There’s Nothing “Deadbeat” About It
Developer: Deadbeat Productions
Publisher: Square Enix
Platform: PC, PS4 and Xbox One
MSRP: $15.00
Copy Provided By Publisher

Whenever evil pops its nasty head out, there’s always someone to respond to the call. Superman flies down on his enemies, Batman beats them to a pulp with help from his utility belt and Felix of Deadbeat Heroes pummels thugs with a rocket fist.

Deadbeat Heroes is a fast-paced acrobatic beat-em-up, set in London during a plague of particularly nasty villains.  Rising up to beat back the waves of callous criminals are Felix, a fledgling hero-to-be and his mentor, the rambling Captain Justice whose main role is to dole out missions and make quick quips.

Captain Justice’s powers include mentorship and an unearthly mastery of one-liners.

The Rocket Punch Of Justice

Captain Justice must be one hell of a teacher, because combat in Deadbeat Heroes is a knockout. The hero’s main tool, the rocket powered fist, does more than just let players pummel foes into criminal jerky. Using the rockets on their gauntlet, players can dash, wall run and wall jump across battlefields, laying punches into one enemy only to dash off and smack another before the first hits the ground. Movement is tight and precise, if only slightly tricky to learn. When the controls are mastered, Felix turns into a streak of blue and red, walloping enemies left and right.

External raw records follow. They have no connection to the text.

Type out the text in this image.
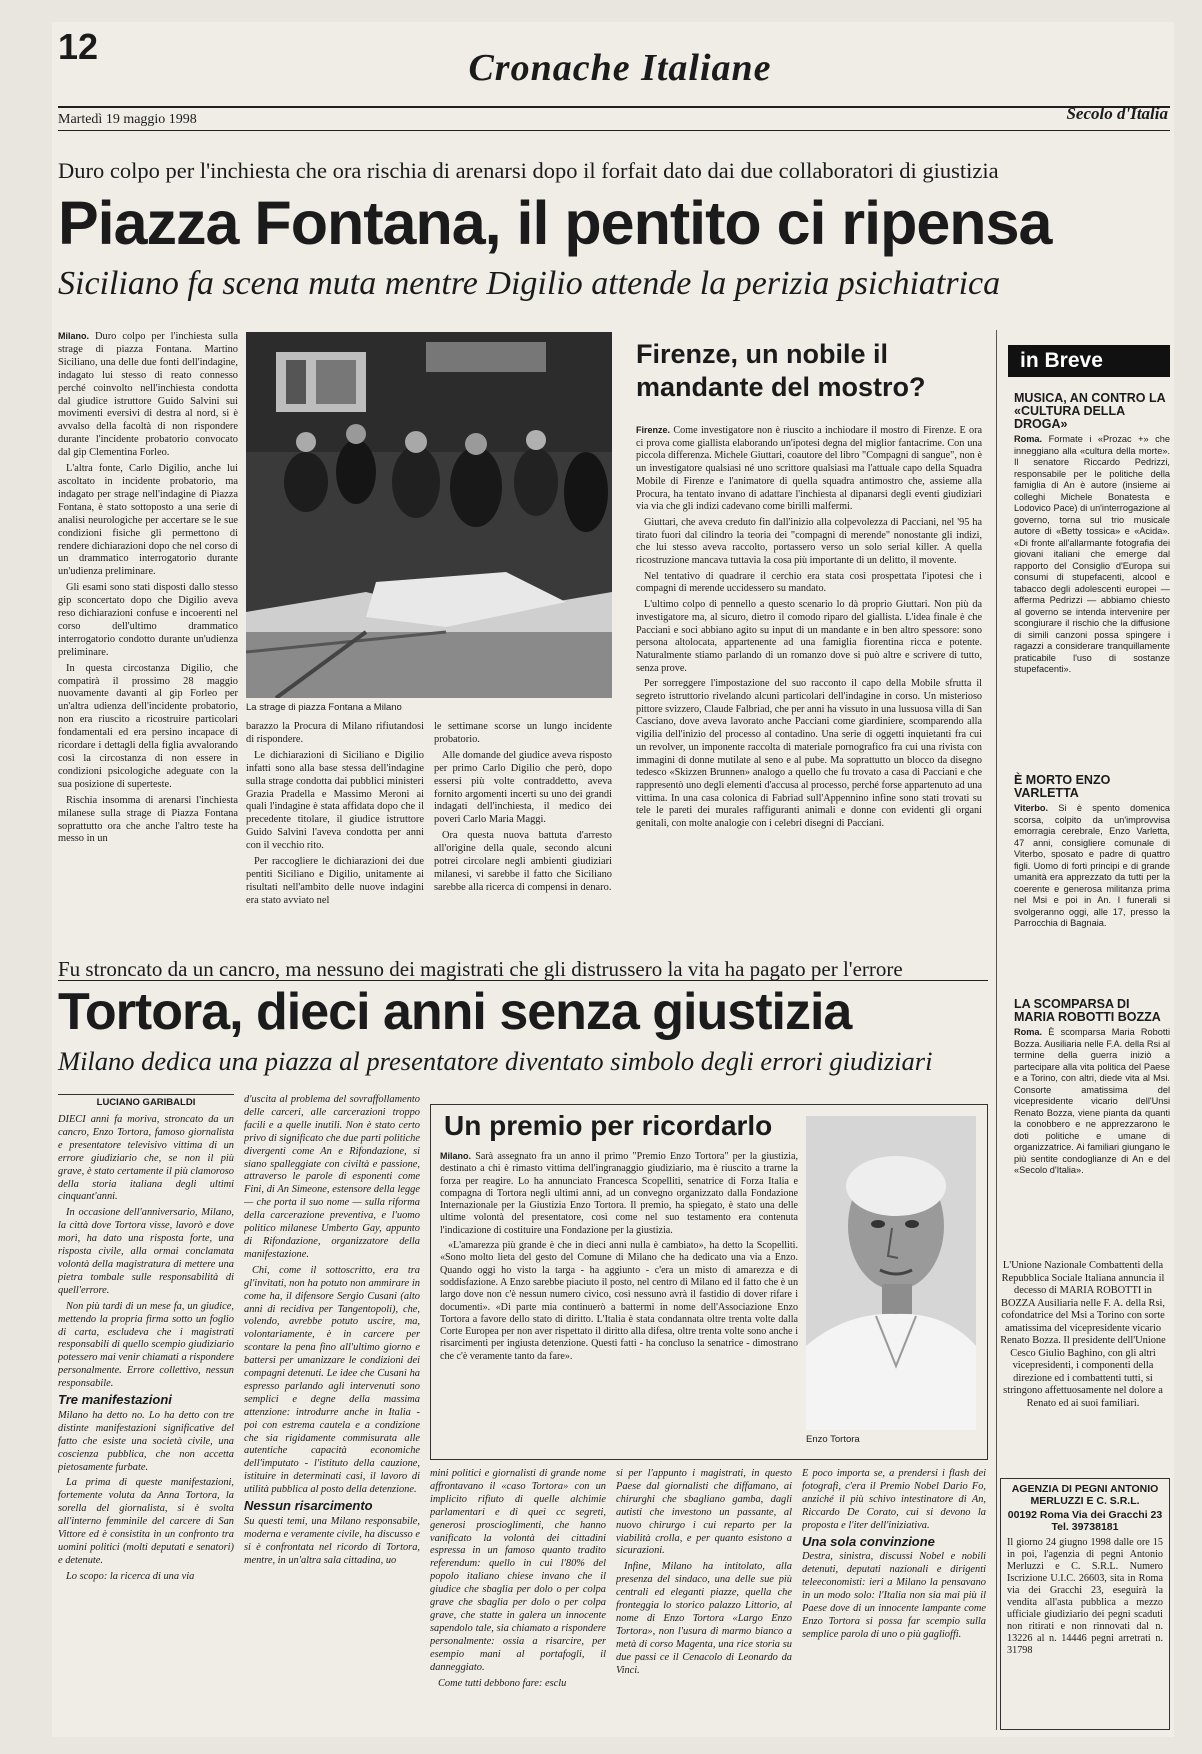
12
Cronache Italiane
Martedì 19 maggio 1998	Secolo d'Italia
Duro colpo per l'inchiesta che ora rischia di arenarsi dopo il forfait dato dai due collaboratori di giustizia
Piazza Fontana, il pentito ci ripensa
Siciliano fa scena muta mentre Digilio attende la perizia psichiatrica

Milano. Duro colpo per l'inchiesta sulla strage di piazza Fontana. Martino Siciliano, una delle due fonti dell'indagine, indagato lui stesso di reato connesso perché coinvolto nell'inchiesta condotta dal giudice istruttore Guido Salvini sui movimenti eversivi di destra al nord, si è avvalso della facoltà di non rispondere durante l'incidente probatorio convocato dal gip Clementina Forleo.

L'altra fonte, Carlo Digilio, anche lui ascoltato in incidente probatorio, ma indagato per strage nell'indagine di Piazza Fontana, è stato sottoposto a una serie di analisi neurologiche per accertare se le sue condizioni fisiche gli permettono di rendere dichiarazioni dopo che nel corso di un drammatico interrogatorio durante un'udienza preliminare.

Gli esami sono stati disposti dallo stesso gip sconcertato dopo che Digilio aveva reso dichiarazioni confuse e incoerenti nel corso dell'ultimo drammatico interrogatorio condotto durante un'udienza preliminare.

In questa circostanza Digilio, che compatirà il prossimo 28 maggio nuovamente davanti al gip Forleo per un'altra udienza dell'incidente probatorio, non era riuscito a ricostruire particolari fondamentali ed era persino incapace di ricordare i dettagli della figlia avvalorando così la circostanza di non essere in condizioni psicologiche adeguate con la sua posizione di superteste.

Rischia insomma di arenarsi l'inchiesta milanese sulla strage di Piazza Fontana soprattutto ora che anche l'altro teste ha messo in un

La strage di piazza Fontana a Milano

barazzo la Procura di Milano rifiutandosi di rispondere.

Le dichiarazioni di Siciliano e Digilio infatti sono alla base stessa dell'indagine sulla strage condotta dai pubblici ministeri Grazia Pradella e Massimo Meroni ai quali l'indagine è stata affidata dopo che il precedente titolare, il giudice istruttore Guido Salvini l'aveva condotta per anni con il vecchio rito.

Per raccogliere le dichiarazioni dei due pentiti Siciliano e Digilio, unitamente ai risultati nell'ambito delle nuove indagini era stato avviato nel

le settimane scorse un lungo incidente probatorio.

Alle domande del giudice aveva risposto per primo Carlo Digilio che però, dopo essersi più volte contraddetto, aveva fornito argomenti incerti su uno dei grandi indagati dell'inchiesta, il medico dei poveri Carlo Maria Maggi.

Ora questa nuova battuta d'arresto all'origine della quale, secondo alcuni potrei circolare negli ambienti giudiziari milanesi, vi sarebbe il fatto che Siciliano sarebbe alla ricerca di compensi in denaro.

Firenze, un nobile il mandante del mostro?

Firenze. Come investigatore non è riuscito a inchiodare il mostro di Firenze. E ora ci prova come giallista elaborando un'ipotesi degna del miglior fantacrime. Con una piccola differenza. Michele Giuttari, coautore del libro "Compagni di sangue", non è un investigatore qualsiasi né uno scrittore qualsiasi ma l'attuale capo della Squadra Mobile di Firenze e l'animatore di quella squadra antimostro che, assieme alla Procura, ha tentato invano di adattare l'inchiesta al dipanarsi degli eventi giudiziari via via che gli indizi cadevano come birilli malfermi.

Giuttari, che aveva creduto fin dall'inizio alla colpevolezza di Pacciani, nel '95 ha tirato fuori dal cilindro la teoria dei "compagni di merende" nonostante gli indizi, che lui stesso aveva raccolto, portassero verso un solo serial killer. A quella ricostruzione mancava tuttavia la cosa più importante di un delitto, il movente.

Nel tentativo di quadrare il cerchio era stata così prospettata l'ipotesi che i compagni di merende uccidessero su mandato.

L'ultimo colpo di pennello a questo scenario lo dà proprio Giuttari. Non più da investigatore ma, al sicuro, dietro il comodo riparo del giallista. L'idea finale è che Pacciani e soci abbiano agito su input di un mandante e in ben altro spessore: sono persona altolocata, appartenente ad una famiglia fiorentina ricca e potente. Naturalmente stiamo parlando di un romanzo dove si può altre e scrivere di tutto, senza prove.

Per sorreggere l'impostazione del suo racconto il capo della Mobile sfrutta il segreto istruttorio rivelando alcuni particolari dell'indagine in corso. Un misterioso pittore svizzero, Claude Falbriad, che per anni ha vissuto in una lussuosa villa di San Casciano, dove aveva lavorato anche Pacciani come giardiniere, scomparendo alla vigilia dell'inizio del processo al contadino. Una serie di oggetti inquietanti fra cui un revolver, un imponente raccolta di materiale pornografico fra cui una rivista con immagini di donne mutilate al seno e al pube. Ma soprattutto un blocco da disegno tedesco «Skizzen Brunnen» analogo a quello che fu trovato a casa di Pacciani e che rappresentò uno degli elementi d'accusa al processo, perché forse appartenuto ad una vittima. In una casa colonica di Fabriad sull'Appennino infine sono stati trovati su tele le pareti dei murales raffiguranti animali e donne con evidenti gli organi genitali, con molte analogie con i celebri disegni di Pacciani.

in Breve
MUSICA, AN CONTRO LA «CULTURA DELLA DROGA»

Roma. Formate i «Prozac +» che inneggiano alla «cultura della morte». Il senatore Riccardo Pedrizzi, responsabile per le politiche della famiglia di An è autore (insieme ai colleghi Michele Bonatesta e Lodovico Pace) di un'interrogazione al governo, torna sul trio musicale autore di «Betty tossica» e «Acida». «Di fronte all'allarmante fotografia dei giovani italiani che emerge dal rapporto del Consiglio d'Europa sui consumi di stupefacenti, alcool e tabacco degli adolescenti europei — afferma Pedrizzi — abbiamo chiesto al governo se intenda intervenire per scongiurare il rischio che la diffusione di simili canzoni possa spingere i ragazzi a considerare tranquillamente praticabile l'uso di sostanze stupefacenti».

È MORTO ENZO VARLETTA

Viterbo. Si è spento domenica scorsa, colpito da un'improvvisa emorragia cerebrale, Enzo Varletta, 47 anni, consigliere comunale di Viterbo, sposato e padre di quattro figli. Uomo di forti principi e di grande umanità era apprezzato da tutti per la coerente e generosa militanza prima nel Msi e poi in An. I funerali si svolgeranno oggi, alle 17, presso la Parrocchia di Bagnaia.

LA SCOMPARSA DI MARIA ROBOTTI BOZZA

Roma. È scomparsa Maria Robotti Bozza. Ausiliaria nelle F.A. della Rsi al termine della guerra iniziò a partecipare alla vita politica del Paese e a Torino, con altri, diede vita al Msi. Consorte amatissima del vicepresidente vicario dell'Unsi Renato Bozza, viene pianta da quanti la conobbero e ne apprezzarono le doti politiche e umane di organizzatrice. Ai familiari giungano le più sentite condoglianze di An e del «Secolo d'Italia».

L'Unione Nazionale Combattenti della Repubblica Sociale Italiana annuncia il decesso di MARIA ROBOTTI in BOZZA Ausiliaria nelle F. A. della Rsi, cofondatrice del Msi a Torino con sorte amatissima del vicepresidente vicario Renato Bozza. Il presidente dell'Unione Cesco Giulio Baghino, con gli altri vicepresidenti, i componenti della direzione ed i combattenti tutti, si stringono affettuosamente nel dolore a Renato ed ai suoi familiari.
AGENZIA DI PEGNI ANTONIO MERLUZZI E C. S.R.L.
00192 Roma Via dei Gracchi 23
Tel. 39738181
Il giorno 24 giugno 1998 dalle ore 15 in poi, l'agenzia di pegni Antonio Merluzzi e C. S.R.L. Numero Iscrizione U.I.C. 26603, sita in Roma via dei Gracchi 23, eseguirà la vendita all'asta pubblica a mezzo ufficiale giudiziario dei pegni scaduti non ritirati e non rinnovati dal n. 13226 al n. 14446 pegni arretrati n. 31798
Fu stroncato da un cancro, ma nessuno dei magistrati che gli distrussero la vita ha pagato per l'errore
Tortora, dieci anni senza giustizia
Milano dedica una piazza al presentatore diventato simbolo degli errori giudiziari
LUCIANO GARIBALDI

DIECI anni fa moriva, stroncato da un cancro, Enzo Tortora, famoso giornalista e presentatore televisivo vittima di un errore giudiziario che, se non il più grave, è stato certamente il più clamoroso della storia italiana degli ultimi cinquant'anni.

In occasione dell'anniversario, Milano, la città dove Tortora visse, lavorò e dove morì, ha dato una risposta forte, una risposta civile, alla ormai conclamata volontà della magistratura di mettere una pietra tombale sulle responsabilità di quell'errore.

Non più tardi di un mese fa, un giudice, mettendo la propria firma sotto un foglio di carta, escludeva che i magistrati responsabili di quello scempio giudiziario potessero mai venir chiamati a rispondere personalmente. Errore collettivo, nessun responsabile.

Tre manifestazioni

Milano ha detto no. Lo ha detto con tre distinte manifestazioni significative del fatto che esiste una società civile, una coscienza pubblica, che non accetta pietosamente furbate.

La prima di queste manifestazioni, fortemente voluta da Anna Tortora, la sorella del giornalista, si è svolta all'interno femminile del carcere di San Vittore ed è consistita in un confronto tra uomini politici (molti deputati e senatori) e detenute.

Lo scopo: la ricerca di una via

d'uscita al problema del sovraffollamento delle carceri, alle carcerazioni troppo facili e a quelle inutili. Non è stato certo privo di significato che due parti politiche divergenti come An e Rifondazione, si siano spalleggiate con civiltà e passione, attraverso le parole di esponenti come Fini, di An Simeone, estensore della legge — che porta il suo nome — sulla riforma della carcerazione preventiva, e l'uomo politico milanese Umberto Gay, appunto di Rifondazione, organizzatore della manifestazione.

Chi, come il sottoscritto, era tra gl'invitati, non ha potuto non ammirare in come ha, il difensore Sergio Cusani (alto anni di recidiva per Tangentopoli), che, volendo, avrebbe potuto uscire, ma, volontariamente, è in carcere per scontare la pena fino all'ultimo giorno e battersi per umanizzare le condizioni dei compagni detenuti. Le idee che Cusani ha espresso parlando agli intervenuti sono semplici e degne della massima attenzione: introdurre anche in Italia - poi con estrema cautela e a condizione che sia rigidamente commisurata alle autentiche capacità economiche dell'imputato - l'istituto della cauzione, istituire in determinati casi, il lavoro di utilità pubblica al posto della detenzione.

Nessun risarcimento

Su questi temi, una Milano responsabile, moderna e veramente civile, ha discusso e si è confrontata nel ricordo di Tortora, mentre, in un'altra sala cittadina, uo

Un premio per ricordarlo

Milano. Sarà assegnato fra un anno il primo "Premio Enzo Tortora" per la giustizia, destinato a chi è rimasto vittima dell'ingranaggio giudiziario, ma è riuscito a trarne la forza per reagire. Lo ha annunciato Francesca Scopelliti, senatrice di Forza Italia e compagna di Tortora negli ultimi anni, ad un convegno organizzato dalla Fondazione Internazionale per la Giustizia Enzo Tortora. Il premio, ha spiegato, è stato una delle ultime volontà del presentatore, così come nel suo testamento era contenuta l'indicazione di costituire una Fondazione per la giustizia.

«L'amarezza più grande è che in dieci anni nulla è cambiato», ha detto la Scopelliti. «Sono molto lieta del gesto del Comune di Milano che ha dedicato una via a Enzo. Quando oggi ho visto la targa - ha aggiunto - c'era un misto di amarezza e di soddisfazione. A Enzo sarebbe piaciuto il posto, nel centro di Milano ed il fatto che è un largo dove non c'è nessun numero civico, così nessuno avrà il fastidio di dover rifare i documenti». «Di parte mia continuerò a battermi in nome dell'Associazione Enzo Tortora a favore dello stato di diritto. L'Italia è stata condannata oltre trenta volte dalla Corte Europea per non aver rispettato il diritto alla difesa, oltre trenta volte sono anche i risarcimenti per ingiusta detenzione. Questi fatti - ha concluso la senatrice - dimostrano che c'è veramente tanto da fare».

Enzo Tortora

mini politici e giornalisti di grande nome affrontavano il «caso Tortora» con un implicito rifiuto di quelle alchimie parlamentari e di quei cc segreti, generosi proscioglimenti, che hanno vanificato la volontà dei cittadini espressa in un famoso quanto tradito referendum: quello in cui l'80% del popolo italiano chiese invano che il giudice che sbaglia per dolo o per colpa grave che sbaglia per dolo o per colpa grave, che statte in galera un innocente sapendolo tale, sia chiamato a rispondere personalmente: ossia a risarcire, per esempio mani al portafogli, il danneggiato.

Come tutti debbono fare: esclu

si per l'appunto i magistrati, in questo Paese dal giornalisti che diffamano, ai chirurghi che sbagliano gamba, dagli autisti che investono un passante, al nuovo chirurgo i cui reparto per la viabilità crolla, e per quanto esistono a sicurazioni.

Infine, Milano ha intitolato, alla presenza del sindaco, una delle sue più centrali ed eleganti piazze, quella che fronteggia lo storico palazzo Littorio, al nome di Enzo Tortora «Largo Enzo Tortora», non l'usura di marmo bianco a metà di corso Magenta, una rice storia su due passi ce il Cenacolo di Leonardo da Vinci.

E poco importa se, a prendersi i flash dei fotografi, c'era il Premio Nobel Dario Fo, anziché il più schivo intestinatore di An, Riccardo De Corato, cui si devono la proposta e l'iter dell'iniziativa.

Una sola convinzione

Destra, sinistra, discussi Nobel e nobili detenuti, deputati nazionali e dirigenti teleeconomisti: ieri a Milano la pensavano in un modo solo: l'Italia non sia mai più il Paese dove di un innocente lampante come Enzo Tortora si possa far scempio sulla semplice parola di uno o più gaglioffi.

With all my talk of walloping and pummeling, you might think that enemies in Deadbeat Heroes are pushovers, which is true of the first few levels. During this time, enemies consist of basic thugs with melee attacks or slow-firing pistols, nothing that your rocket powered gauntlet and quick movement can’t get around. However, later levels introduce a litter of new low-lives to liquify. After the preliminary levels there are thugs that can counter your basic attacks, machine gun toting maniacs and even other villains with their own unique powers that can only be defeated with a super attack that is charged up by little spheres (that I took to calling power orbs) dropped by beaten enemies. When defeated, these super powered baddies drop their special abilities for you to pick up, and remain unlocked for the rest of the levels in your playthrough.

Pummeling enemies with basic combat is controlled, fast-paced chaos.

What Goes Up Must Come Down

Each level in Deadbeat Heroes centers around some facet of London, from its commercial centers to its more industrial districts. To pass through a level it won’t be enough to just pummel your enemies. Captain Justice taught you better than that. You have to style on them with long and complex combos. By chaining punches into wall runs and dashes, you build up a combo that rewards points depending on how long it is. At the end of a level, you receive a grade from D to S. Unlike college, in Deadbeat Heroes D and C’s don’t get degrees. As you progress through the game’s levels, it expects a better performance each time, more mastery of its controls and attacks and an ability to chain together some lengthy combos. At some points, this curve feels quite steep, but after a couple of failing grades, I managed to step my game up enough to pass the level.

The only parts of Deadbeat Heroes that are never graded are the boss battles. After completing three levels of quick movement and slugging thugs, Deadbeat Heroes decides that it needs to slow down with a boss fight, a decision that still confuses me. Starting up a boss fight, your hero is led into a large room where the boss of that act, who is introduced in small cutscenes after the end of a level, confronts you with some low quality quips. It doesn’t feel like there’s much of a buildup to the boss fight, there’s no beating away at bad guys guarding their lair, you just show up at the front door and kind of say, “Hey! I’m going to fight you now!” When the boss fight does finally start, it is so terribly anticlimactic that it pales in comparison to the rest of the game. Bosses can only be damaged initially by special attacks (again, requiring special orbs to power up). However, early game boss fights are only against the boss, no other lackeys. So instead of beating up other baddies and trying to evade this boss’s attacks, it becomes a grind of attacking the boss so they drop a power orb, and then dashing back to evade until a window opens up to hit them with a special. Even though these fights were only one room, they felt as though they were longer than the previous three combined.

Those ominous silhouetted figures are the villains that will be getting intimate with your rocket gauntlet.

A Solid Combo

Thankfully the ever entertaining look and soundtrack of Deadbeat Heroes really keeps things moving. It’s cel-shaded style is constantly popping off the screen, and enemies stand out enough to be able to target them easily. Pair this charming art style with a jazz-funk fusion and the world of Deadbeat Heroes is set. It is a simple world, but one charming enough to stand out.

Deadbeat Heroes offers a fast paced take on the beat-em-up, and does its best to never slow down. Filled with air-dashes, rocket punches, acrobatic feats and witty one-liners quick enough to keep up, Deadbeat Heroes blasts off. If you can forgive a little bit of molasses around the encounters with its main antagonists I recommend giving it a hearty one-two punch of your own.